É chegada a hora da vingança de Kratos. A série que começou no console anterior inovando no que diz respeito a violência, uso de mitologia e gameplay em cenas de ação chega finalmente a sua terceira parte. Os produtores dizem que essa nova história é a última, para dar um fim à saga. Mas…será mesmo?
Independente de ser a última ou não, o fato é que God of War 3 tem muito o que ser aproveitado pelos donos de Playstation 3 de forma exclusiva, mais uma vez. Agora, a fúria de Kratos tem como alvo definitivo o maior dos deuses do Olimpo, Zeus. E, para isso, o espartano que uma vez já foi Deus da Guerra pretende fazer tudo o que for necessário para acabar com aqueles que o traíram.
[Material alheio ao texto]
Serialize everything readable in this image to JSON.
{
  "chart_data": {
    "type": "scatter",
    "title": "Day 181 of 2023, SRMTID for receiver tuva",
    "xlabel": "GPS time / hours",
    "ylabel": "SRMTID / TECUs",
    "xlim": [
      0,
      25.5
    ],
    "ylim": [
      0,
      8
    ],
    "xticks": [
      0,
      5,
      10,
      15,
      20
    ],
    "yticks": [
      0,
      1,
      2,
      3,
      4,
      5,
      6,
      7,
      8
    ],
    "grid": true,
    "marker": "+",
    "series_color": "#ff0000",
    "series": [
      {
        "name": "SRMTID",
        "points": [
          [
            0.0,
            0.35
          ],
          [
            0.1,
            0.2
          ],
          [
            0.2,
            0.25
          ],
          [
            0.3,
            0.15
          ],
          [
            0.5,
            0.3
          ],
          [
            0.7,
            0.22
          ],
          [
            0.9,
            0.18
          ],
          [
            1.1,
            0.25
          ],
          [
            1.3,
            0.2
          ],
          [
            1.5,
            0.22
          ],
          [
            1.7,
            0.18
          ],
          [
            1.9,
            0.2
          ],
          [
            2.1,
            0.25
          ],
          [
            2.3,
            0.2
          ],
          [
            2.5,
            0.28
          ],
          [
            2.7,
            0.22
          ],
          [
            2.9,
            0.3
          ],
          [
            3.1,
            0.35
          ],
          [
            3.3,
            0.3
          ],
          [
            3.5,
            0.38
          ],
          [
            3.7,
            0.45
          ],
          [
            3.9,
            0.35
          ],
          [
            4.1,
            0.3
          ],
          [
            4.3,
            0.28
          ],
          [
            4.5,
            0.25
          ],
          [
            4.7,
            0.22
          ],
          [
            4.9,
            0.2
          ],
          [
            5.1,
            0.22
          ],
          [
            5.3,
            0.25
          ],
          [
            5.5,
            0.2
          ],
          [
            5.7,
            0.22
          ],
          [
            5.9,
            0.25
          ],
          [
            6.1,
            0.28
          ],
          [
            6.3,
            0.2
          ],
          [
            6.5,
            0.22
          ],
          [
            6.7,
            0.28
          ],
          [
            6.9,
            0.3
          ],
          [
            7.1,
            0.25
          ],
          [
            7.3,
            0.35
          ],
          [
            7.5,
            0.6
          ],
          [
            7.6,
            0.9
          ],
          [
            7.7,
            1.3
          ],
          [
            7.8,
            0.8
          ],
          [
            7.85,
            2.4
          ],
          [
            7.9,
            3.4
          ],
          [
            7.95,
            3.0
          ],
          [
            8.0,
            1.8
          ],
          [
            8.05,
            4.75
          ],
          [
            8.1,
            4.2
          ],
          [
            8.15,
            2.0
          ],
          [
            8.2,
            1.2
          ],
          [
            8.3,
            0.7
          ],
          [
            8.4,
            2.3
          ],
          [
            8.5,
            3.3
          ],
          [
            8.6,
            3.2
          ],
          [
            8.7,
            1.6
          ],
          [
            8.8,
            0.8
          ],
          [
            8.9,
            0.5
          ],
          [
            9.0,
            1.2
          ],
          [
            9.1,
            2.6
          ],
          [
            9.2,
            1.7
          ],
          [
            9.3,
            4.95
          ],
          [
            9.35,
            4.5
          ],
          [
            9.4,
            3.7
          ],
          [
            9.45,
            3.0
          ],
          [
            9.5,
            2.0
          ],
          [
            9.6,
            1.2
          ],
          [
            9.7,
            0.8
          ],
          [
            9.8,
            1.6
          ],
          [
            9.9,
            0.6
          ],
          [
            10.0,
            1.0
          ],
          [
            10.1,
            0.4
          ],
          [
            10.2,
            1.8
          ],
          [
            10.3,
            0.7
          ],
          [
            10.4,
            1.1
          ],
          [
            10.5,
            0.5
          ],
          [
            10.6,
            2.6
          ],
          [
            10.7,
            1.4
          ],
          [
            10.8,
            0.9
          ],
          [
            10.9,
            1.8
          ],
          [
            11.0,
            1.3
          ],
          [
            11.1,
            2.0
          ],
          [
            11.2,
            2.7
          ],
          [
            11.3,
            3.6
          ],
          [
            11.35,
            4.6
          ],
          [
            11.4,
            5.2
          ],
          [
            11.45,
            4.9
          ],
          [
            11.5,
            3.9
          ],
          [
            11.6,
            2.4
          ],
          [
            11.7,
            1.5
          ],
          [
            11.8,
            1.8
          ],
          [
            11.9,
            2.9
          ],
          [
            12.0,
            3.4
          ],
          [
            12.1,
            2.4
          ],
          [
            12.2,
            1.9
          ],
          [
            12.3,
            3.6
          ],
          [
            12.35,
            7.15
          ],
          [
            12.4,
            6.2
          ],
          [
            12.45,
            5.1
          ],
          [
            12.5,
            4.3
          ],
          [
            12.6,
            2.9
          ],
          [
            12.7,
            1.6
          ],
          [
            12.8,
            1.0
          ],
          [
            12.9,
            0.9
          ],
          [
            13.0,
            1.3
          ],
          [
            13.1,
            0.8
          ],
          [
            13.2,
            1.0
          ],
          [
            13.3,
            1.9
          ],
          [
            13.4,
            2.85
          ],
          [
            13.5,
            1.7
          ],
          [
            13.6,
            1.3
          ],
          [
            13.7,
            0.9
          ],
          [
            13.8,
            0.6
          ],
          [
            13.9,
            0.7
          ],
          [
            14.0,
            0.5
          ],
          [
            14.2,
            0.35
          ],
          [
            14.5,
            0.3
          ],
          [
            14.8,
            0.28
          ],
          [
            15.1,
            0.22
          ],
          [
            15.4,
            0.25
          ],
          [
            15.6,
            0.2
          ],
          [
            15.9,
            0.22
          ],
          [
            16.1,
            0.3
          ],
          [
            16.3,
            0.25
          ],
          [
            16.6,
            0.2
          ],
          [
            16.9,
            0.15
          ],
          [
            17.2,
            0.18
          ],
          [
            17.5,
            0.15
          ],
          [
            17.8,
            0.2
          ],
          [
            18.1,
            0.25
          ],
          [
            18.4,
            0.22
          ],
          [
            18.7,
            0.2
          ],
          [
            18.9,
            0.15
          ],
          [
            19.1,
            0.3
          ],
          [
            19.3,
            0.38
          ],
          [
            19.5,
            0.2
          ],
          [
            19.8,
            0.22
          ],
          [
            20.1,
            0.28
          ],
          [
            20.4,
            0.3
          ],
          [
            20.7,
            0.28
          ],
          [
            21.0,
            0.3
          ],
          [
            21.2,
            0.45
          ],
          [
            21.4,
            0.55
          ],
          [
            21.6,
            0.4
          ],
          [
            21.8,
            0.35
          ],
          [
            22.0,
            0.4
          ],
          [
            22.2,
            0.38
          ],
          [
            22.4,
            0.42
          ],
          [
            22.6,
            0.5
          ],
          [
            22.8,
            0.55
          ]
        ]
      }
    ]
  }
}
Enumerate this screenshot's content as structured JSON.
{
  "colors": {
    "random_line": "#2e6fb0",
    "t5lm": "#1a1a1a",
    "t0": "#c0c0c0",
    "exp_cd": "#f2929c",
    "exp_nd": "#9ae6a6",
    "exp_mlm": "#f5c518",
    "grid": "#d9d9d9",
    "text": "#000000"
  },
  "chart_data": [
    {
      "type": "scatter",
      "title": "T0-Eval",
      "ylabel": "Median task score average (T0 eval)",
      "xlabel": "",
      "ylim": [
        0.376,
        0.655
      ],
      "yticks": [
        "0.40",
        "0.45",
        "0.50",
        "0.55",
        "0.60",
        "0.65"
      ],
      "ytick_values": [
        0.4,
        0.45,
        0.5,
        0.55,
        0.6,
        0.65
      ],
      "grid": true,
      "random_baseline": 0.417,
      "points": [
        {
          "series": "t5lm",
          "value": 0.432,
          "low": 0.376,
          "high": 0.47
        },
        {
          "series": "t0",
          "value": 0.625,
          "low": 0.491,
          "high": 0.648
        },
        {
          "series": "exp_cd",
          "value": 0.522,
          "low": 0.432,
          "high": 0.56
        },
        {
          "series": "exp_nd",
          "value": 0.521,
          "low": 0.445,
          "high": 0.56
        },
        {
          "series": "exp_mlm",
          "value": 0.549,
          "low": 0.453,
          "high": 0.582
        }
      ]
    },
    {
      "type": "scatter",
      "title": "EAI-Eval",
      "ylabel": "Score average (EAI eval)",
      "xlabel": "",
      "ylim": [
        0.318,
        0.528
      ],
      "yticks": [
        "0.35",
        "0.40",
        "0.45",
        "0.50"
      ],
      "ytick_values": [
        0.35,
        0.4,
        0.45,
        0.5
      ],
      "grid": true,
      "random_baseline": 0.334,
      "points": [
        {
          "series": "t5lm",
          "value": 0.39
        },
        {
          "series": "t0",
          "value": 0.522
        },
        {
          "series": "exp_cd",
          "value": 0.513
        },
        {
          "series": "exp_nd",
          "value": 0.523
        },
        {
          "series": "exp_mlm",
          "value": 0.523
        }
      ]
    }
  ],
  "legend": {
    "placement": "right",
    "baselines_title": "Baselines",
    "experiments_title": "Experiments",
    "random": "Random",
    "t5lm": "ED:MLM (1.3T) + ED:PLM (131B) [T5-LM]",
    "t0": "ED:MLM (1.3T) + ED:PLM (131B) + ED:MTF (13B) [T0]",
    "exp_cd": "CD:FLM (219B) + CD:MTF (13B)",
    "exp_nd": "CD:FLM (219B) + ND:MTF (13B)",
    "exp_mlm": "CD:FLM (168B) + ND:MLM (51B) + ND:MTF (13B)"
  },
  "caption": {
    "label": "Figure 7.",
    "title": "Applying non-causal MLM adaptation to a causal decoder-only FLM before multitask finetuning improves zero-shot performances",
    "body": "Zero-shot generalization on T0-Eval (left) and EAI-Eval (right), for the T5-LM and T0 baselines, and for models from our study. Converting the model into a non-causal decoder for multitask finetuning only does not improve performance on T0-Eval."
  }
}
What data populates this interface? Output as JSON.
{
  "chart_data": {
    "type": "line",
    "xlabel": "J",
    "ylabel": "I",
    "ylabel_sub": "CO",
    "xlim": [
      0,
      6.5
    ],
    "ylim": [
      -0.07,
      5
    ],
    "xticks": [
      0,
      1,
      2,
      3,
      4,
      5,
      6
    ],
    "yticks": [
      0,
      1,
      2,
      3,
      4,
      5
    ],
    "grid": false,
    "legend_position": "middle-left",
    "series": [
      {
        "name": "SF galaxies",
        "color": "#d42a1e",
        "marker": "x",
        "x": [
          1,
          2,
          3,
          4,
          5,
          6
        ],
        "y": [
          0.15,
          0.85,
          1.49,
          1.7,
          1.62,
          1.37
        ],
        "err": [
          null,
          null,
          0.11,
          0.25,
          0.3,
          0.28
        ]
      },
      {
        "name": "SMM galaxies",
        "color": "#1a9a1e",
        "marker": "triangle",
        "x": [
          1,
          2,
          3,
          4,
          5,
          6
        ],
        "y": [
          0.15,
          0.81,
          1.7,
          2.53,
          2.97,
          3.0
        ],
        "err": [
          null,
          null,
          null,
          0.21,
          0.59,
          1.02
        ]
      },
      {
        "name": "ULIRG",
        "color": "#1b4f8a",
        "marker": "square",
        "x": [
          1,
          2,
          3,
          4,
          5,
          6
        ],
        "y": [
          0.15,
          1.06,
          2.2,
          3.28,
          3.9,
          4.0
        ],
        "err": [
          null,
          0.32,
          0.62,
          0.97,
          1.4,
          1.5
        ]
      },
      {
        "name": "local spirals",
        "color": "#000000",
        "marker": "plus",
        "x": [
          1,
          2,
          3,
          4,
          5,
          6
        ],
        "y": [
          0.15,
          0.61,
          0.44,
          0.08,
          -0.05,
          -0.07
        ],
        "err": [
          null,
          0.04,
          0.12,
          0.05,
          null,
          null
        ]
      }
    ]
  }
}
E tudo é feito com o maior radicalismo possível, desde o conteúdo até a forma. As lutas de God of War 3, ponto alto da série, são as mais violentas e cheias de inimigo de todos os episódios. Há cenas em que o intento é, sem dúvida nenhuma, chocar o jogador e colocá-lo em níveis de adrenalina nunca antes experimentados. As cenas em primeira pessoa, quando os socos vêm em direção à tela, são um exemplo disso. Ou então quando partes dos corpos dos inimigos são arrancados como se fossem galhos podres. Isso é comum, na verdade. Mas, graças ao poderio técnico do Playstation 3, a grandiosidade é multiplicada.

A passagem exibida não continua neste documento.